In 1826, the Royal Navy dispatched the HMS Adventure and its smaller companion, the HMS Beagle, to survey the coasts of southern Patagonia, and the Strait of Magellan in particular. The Beagle was commanded initially by Captain Pringle Stokes, while the overall command of the voyage fell under Captain Phillip Parker King, aboard the Adventure. The relatively nimble Beagle was charged with the far more treacherous aspects of the survey, essentially circumnavigating Tierra del Fuego. Highly advanced trigonometric surveys of the shorelines were conducted with theodolites, while copious soundings of the seafloor were taken, and navigational hazards noted. During this survey the Beagle Channel, the interoceanic passage that ran between Tierra del Fuego and Navarino Island, was discovered.
The voyage was not without mishap, however, as Captain Stokes committed suicide, only to be replaced by the energetic Lieutenant Robert FitzRoy. While only 23 years old, he proved to be a highly competent surveyor and leader. Towards the end of the voyage, a group of native Fuegians stole one of the Beagle's tenders. In response, FitzRoy took some Fuegians hostage, and while the situation was eventually diffused, it made for an unusually melodramatic surveying expedition.

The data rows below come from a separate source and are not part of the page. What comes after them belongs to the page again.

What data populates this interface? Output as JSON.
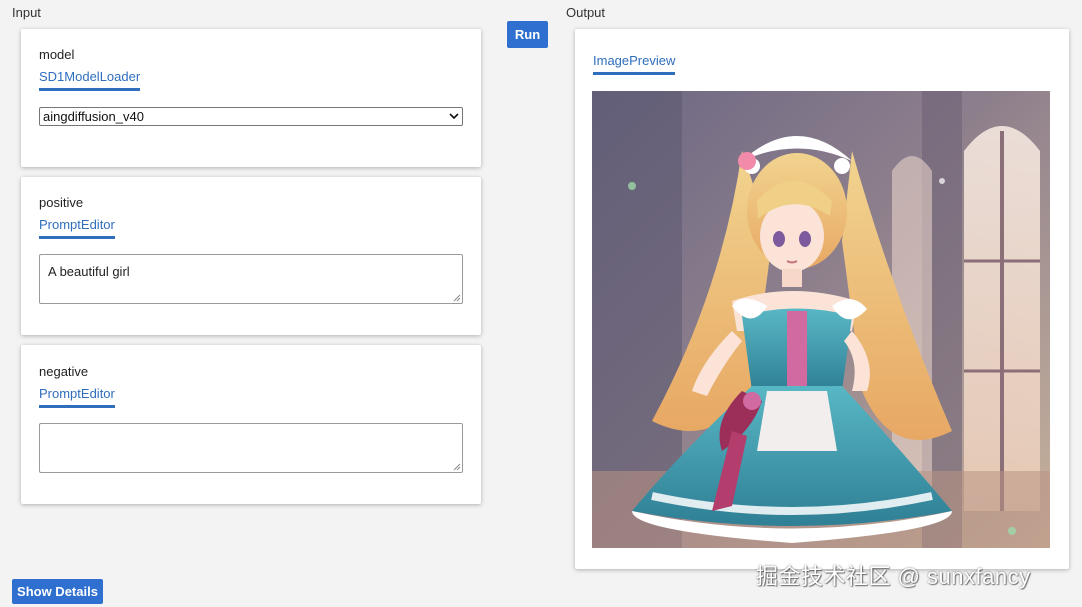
{
  "sections": {
    "input_label": "Input",
    "output_label": "Output"
  },
  "model_card": {
    "title": "model",
    "tab": "SD1ModelLoader",
    "selected_model": "aingdiffusion_v40"
  },
  "positive_card": {
    "title": "positive",
    "tab": "PromptEditor",
    "value": "A beautiful girl"
  },
  "negative_card": {
    "title": "negative",
    "tab": "PromptEditor",
    "value": ""
  },
  "output_card": {
    "tab": "ImagePreview"
  },
  "buttons": {
    "run": "Run",
    "show_details": "Show Details"
  },
  "watermark": "掘金技术社区 @ sunxfancy",
  "colors": {
    "accent": "#2f6fcf",
    "tab_text": "#2f6ebd",
    "background": "#f3f3f3"
  }
}
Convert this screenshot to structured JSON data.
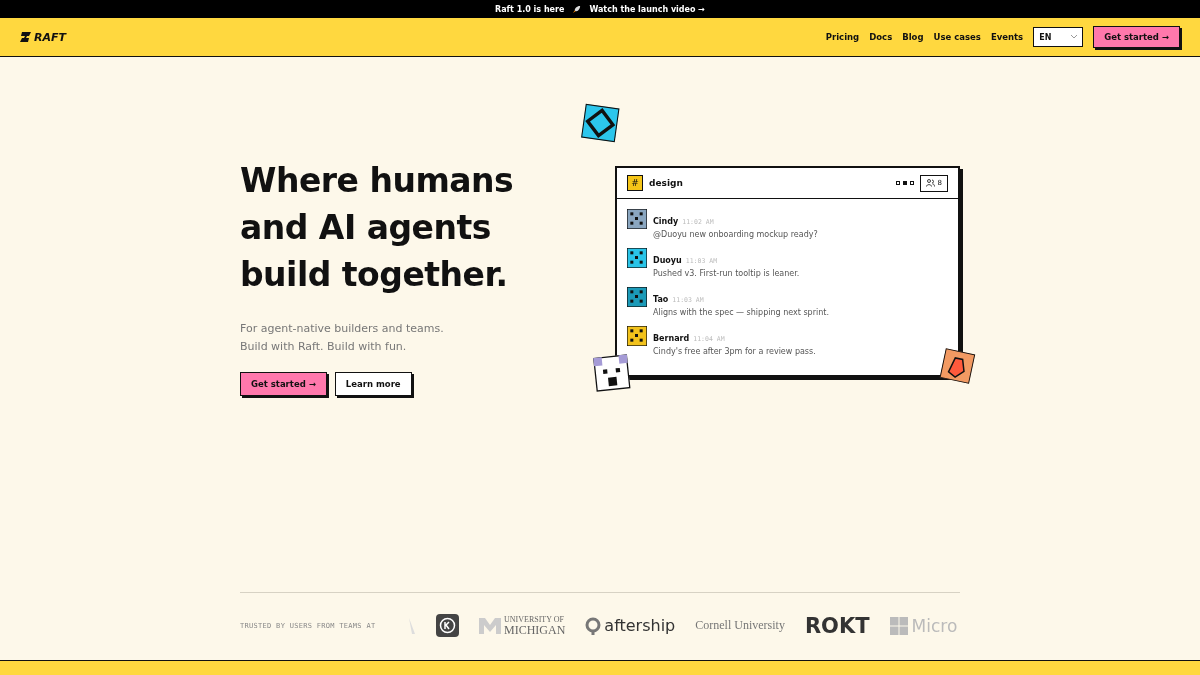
{
  "announcement": {
    "text": "Raft 1.0 is here",
    "link": "Watch the launch video →"
  },
  "nav": {
    "logo": "RAFT",
    "links": [
      "Pricing",
      "Docs",
      "Blog",
      "Use cases",
      "Events"
    ],
    "language": "EN",
    "cta": "Get started →"
  },
  "hero": {
    "title": "Where humans and AI agents build together.",
    "subtitle": "For agent-native builders and teams.",
    "subtitle_2": "Build with Raft. Build with fun.",
    "primary": "Get started →",
    "secondary": "Learn more"
  },
  "chat": {
    "channel_icon": "#",
    "channel": "design",
    "members": "8",
    "messages": [
      {
        "name": "Cindy",
        "time": "11:02 AM",
        "text": "@Duoyu new onboarding mockup ready?",
        "color": "#8aa6c0"
      },
      {
        "name": "Duoyu",
        "time": "11:03 AM",
        "text": "Pushed v3. First-run tooltip is leaner.",
        "color": "#29c4e8"
      },
      {
        "name": "Tao",
        "time": "11:03 AM",
        "text": "Aligns with the spec — shipping next sprint.",
        "color": "#1b9ab8"
      },
      {
        "name": "Bernard",
        "time": "11:04 AM",
        "text": "Cindy's free after 3pm for a review pass.",
        "color": "#f2c21c"
      }
    ]
  },
  "trusted": {
    "label": "TRUSTED BY USERS FROM TEAMS AT",
    "logos": [
      {
        "kind": "mark"
      },
      {
        "kind": "badge"
      },
      {
        "kind": "michigan",
        "text": "UNIVERSITY OF",
        "text_2": "MICHIGAN"
      },
      {
        "kind": "aftership",
        "text": "aftership"
      },
      {
        "kind": "serif",
        "text": "Cornell University"
      },
      {
        "kind": "bold",
        "text": "ROKT"
      },
      {
        "kind": "windows",
        "text": "Micro"
      }
    ]
  }
}
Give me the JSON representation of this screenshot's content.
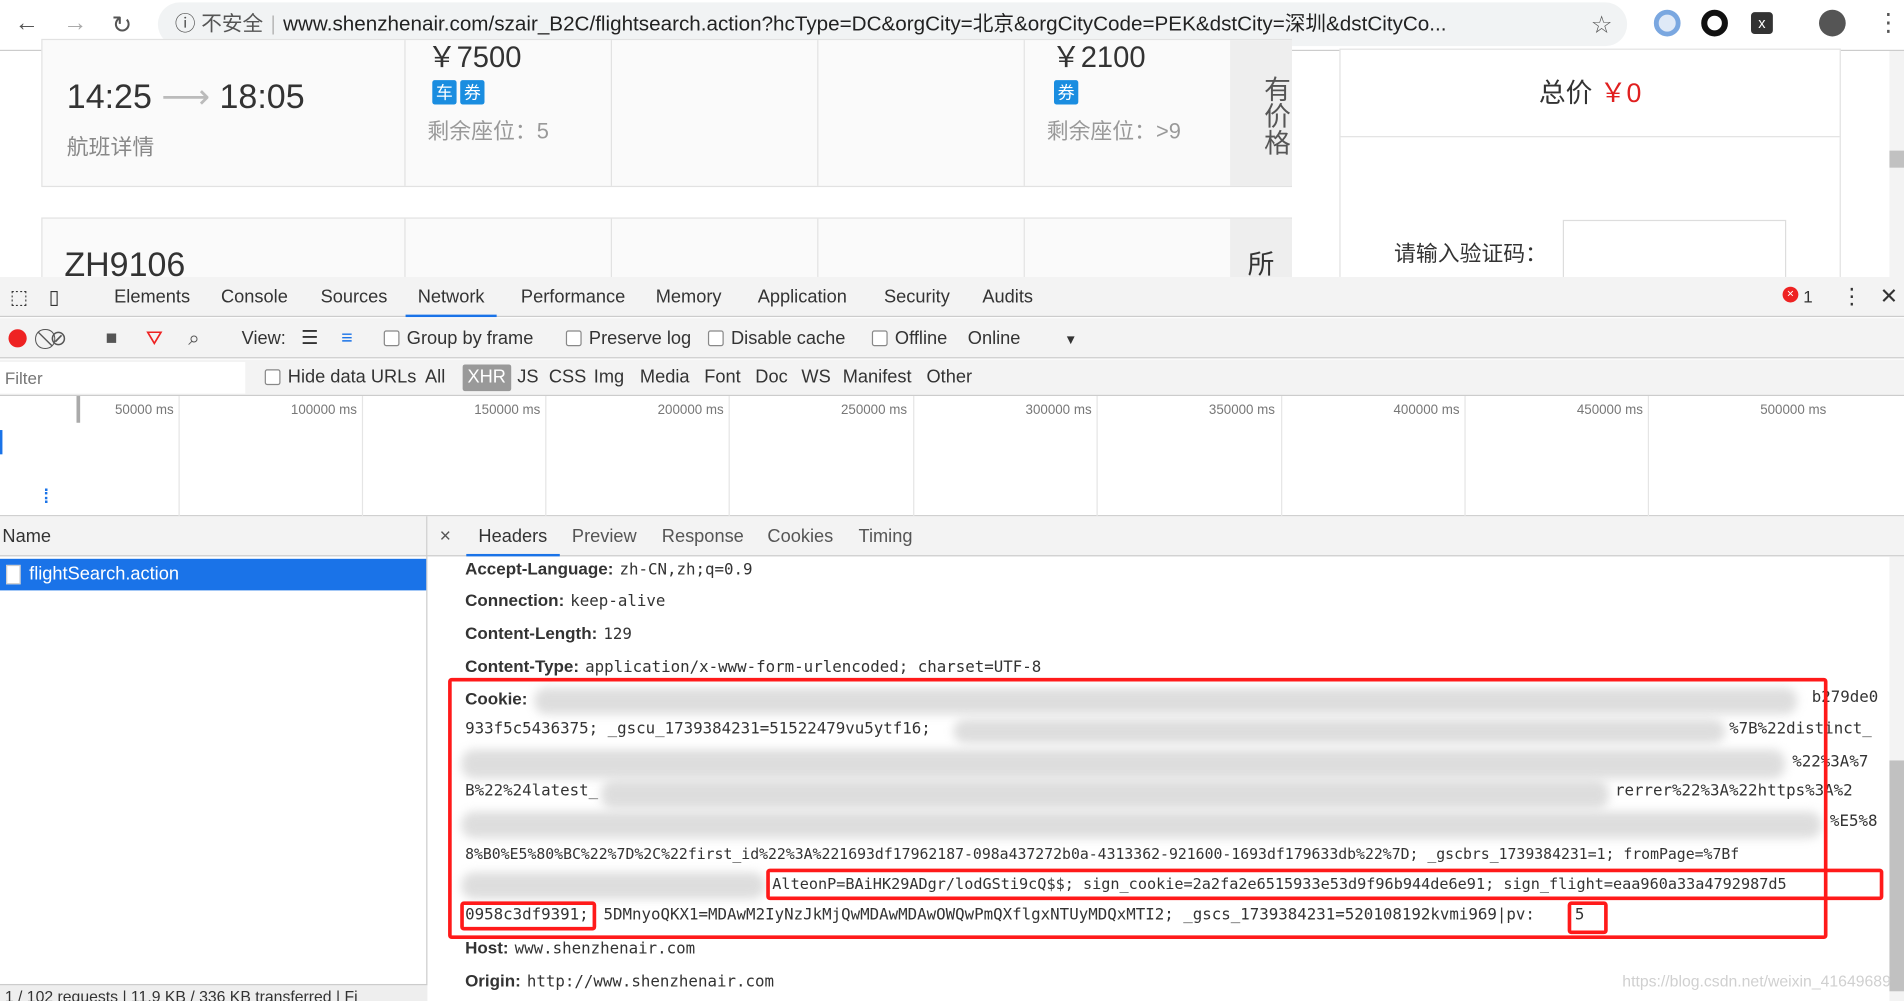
{
  "browser": {
    "url_security": "不安全",
    "url": "www.shenzhenair.com/szair_B2C/flightsearch.action?hcType=DC&orgCity=北京&orgCityCode=PEK&dstCity=深圳&dstCityCo...",
    "icons": [
      "back-icon",
      "forward-icon",
      "reload-icon",
      "info-icon",
      "star-icon",
      "extension-icon",
      "account-icon",
      "menu-icon"
    ]
  },
  "page": {
    "flight1": {
      "depart": "14:25",
      "arrive": "18:05",
      "details": "航班详情",
      "price1": "￥7500",
      "badges1": [
        "车",
        "券"
      ],
      "seats1": "剩余座位：5",
      "price2": "￥2100",
      "badges2": [
        "券"
      ],
      "seats2": "剩余座位：>9",
      "more": "有价格"
    },
    "flight2": {
      "number": "ZH9106",
      "more": "所"
    },
    "side": {
      "total_label": "总价",
      "total_value": "￥0",
      "captcha_label": "请输入验证码："
    }
  },
  "devtools": {
    "tabs": [
      "Elements",
      "Console",
      "Sources",
      "Network",
      "Performance",
      "Memory",
      "Application",
      "Security",
      "Audits"
    ],
    "active_tab": "Network",
    "error_count": "1",
    "toolbar": {
      "view": "View:",
      "group_by_frame": "Group by frame",
      "preserve_log": "Preserve log",
      "disable_cache": "Disable cache",
      "offline": "Offline",
      "throttle": "Online"
    },
    "filter": {
      "placeholder": "Filter",
      "hide_data_urls": "Hide data URLs",
      "types": [
        "All",
        "XHR",
        "JS",
        "CSS",
        "Img",
        "Media",
        "Font",
        "Doc",
        "WS",
        "Manifest",
        "Other"
      ],
      "active_type": "XHR"
    },
    "timeline_ticks": [
      "50000 ms",
      "100000 ms",
      "150000 ms",
      "200000 ms",
      "250000 ms",
      "300000 ms",
      "350000 ms",
      "400000 ms",
      "450000 ms",
      "500000 ms"
    ],
    "name_header": "Name",
    "requests": [
      {
        "name": "flightSearch.action"
      }
    ],
    "status": "1 / 102 requests | 11.9 KB / 336 KB transferred | Fi",
    "detail_tabs": [
      "Headers",
      "Preview",
      "Response",
      "Cookies",
      "Timing"
    ],
    "active_detail_tab": "Headers",
    "headers": [
      {
        "k": "Accept-Language:",
        "v": "zh-CN,zh;q=0.9"
      },
      {
        "k": "Connection:",
        "v": "keep-alive"
      },
      {
        "k": "Content-Length:",
        "v": "129"
      },
      {
        "k": "Content-Type:",
        "v": "application/x-www-form-urlencoded; charset=UTF-8"
      }
    ],
    "cookie": {
      "key": "Cookie:",
      "lines": [
        "b279de0",
        "933f5c5436375; _gscu_1739384231=51522479vu5ytf16;",
        "%7B%22distinct_",
        "%22%3A%7",
        "B%22%24latest_",
        "rerrer%22%3A%22https%3A%2",
        "%E5%8",
        "8%B0%E5%80%BC%22%7D%2C%22first_id%22%3A%221693df17962187-098a437272b0a-4313362-921600-1693df179633db%22%7D; _gscbrs_1739384231=1; fromPage=%7Bf",
        "AlteonP=BAiHK29ADgr/lodGSti9cQ$$; sign_cookie=2a2fa2e6515933e53d9f96b944de6e91; sign_flight=eaa960a33a4792987d5",
        "0958c3df9391;",
        "5DMnyoQKX1=MDAwM2IyNzJkMjQwMDAwMDAwOWQwPmQXflgxNTUyMDQxMTI2; _gscs_1739384231=520108192kvmi969|pv:",
        "5"
      ]
    },
    "after": [
      {
        "k": "Host:",
        "v": "www.shenzhenair.com"
      },
      {
        "k": "Origin:",
        "v": "http://www.shenzhenair.com"
      }
    ]
  },
  "watermark": "https://blog.csdn.net/weixin_41649689",
  "colors": {
    "accent": "#1a73e8",
    "highlight": "#ff1a1a",
    "price": "#e02020",
    "badge": "#1a8de0"
  }
}
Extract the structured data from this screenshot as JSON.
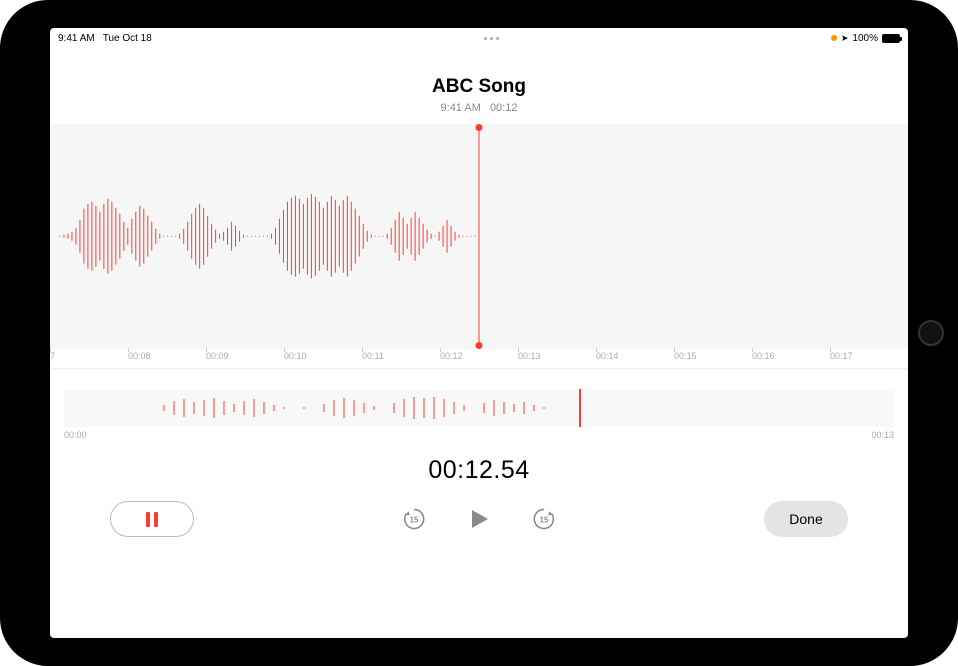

Upon the Beagle and Adventure's return to England a chart was apparently published depicting the survey's findings. However, no chart of this description is known to survive, and the only record we can find of the chart is in The Nautical Magazine (London, June 1832).
The Second Surveying Voyage to Tierra del Fuego, including Charles Darwin, 1831-6
While the Admiralty was highly impressed with the surveys thus far, the project was far from complete. At FitzRoy's behest, the Beagle was dramatically retrofitted and kitted out with the most advanced scientific and navigational equipment. It also occurred to FitzRoy that while he and his men performed hydrographic surveys, someone should conduct a scientific appraisal of the land itself should be undertaken. Through an unlikely chain of inquiries they selected Charles Darwin, a brilliant but obscure amateur naturalist, who was otherwise on track to becoming a rural clergyman.
The second surveying voyage of the Beagle departed England in December, 1831. Over a two-year period FitzRoy and his crew painstaking completed their surveying mandate, while Darwin combed the barren landscape "geologizing". Prefiguring the ingenious insights that would later make him famous, Darwin made highly important observations with respect to the geology, biology and anthropology of this mysterious land and its inhabitants. Once the surveying mandate was complete, the Beagle headed across the vast expanse of the Pacific, giving Darwin his first exposure to the unique flora and fauna of New Zealand and Australia. The expedition returned to England in October 1836, and the chart that was the antecedent of the present chart was published in the early months of 1837.
Darwin published his intellectually brilliant and highly entertaining account of the voyage as his 'Journal & Remarks', the third volume of FitzRoy & Darwin's Narrative of the surveying voyages of his Majesty's ships Adventure and Beagles between the years 1826 and 1836 (1839), which was subsequently popularized as the Voyage of the Beagle. His account became a best seller, and established his celebrity as a naturalist.
Robert FitzRoy (1805-1865) was a navigator, meteorologist and Colonial Governor of New Zealand. He began his command of the Beagle in 1828, at the commencement of its surveying work in Patagonia, Tierra del Fuego and the Straits of Magellan. The first survey concluded in 1830, with a second survey commenced in December 1831 and was completed in 1836. The voyage's interest was increased by the presence of Charles Darwin as naturalist, with whom FitzRoy collaborated in the Narrative of the Surveying Voyages of HM Ships Adventure and Beagle, FitzRoy being responsible for the first two volumes and Darwin for the third. In 1837, FitzRoy was awarded the Gold Medal of the Royal Geographical Society for his achievements.
Rarity
OCLC locates a single example (Bibliotheque Nationale de France). We note also a copy in a Robiquet composite atlas in the Library of Congress, dated 1849 (Phillips 909).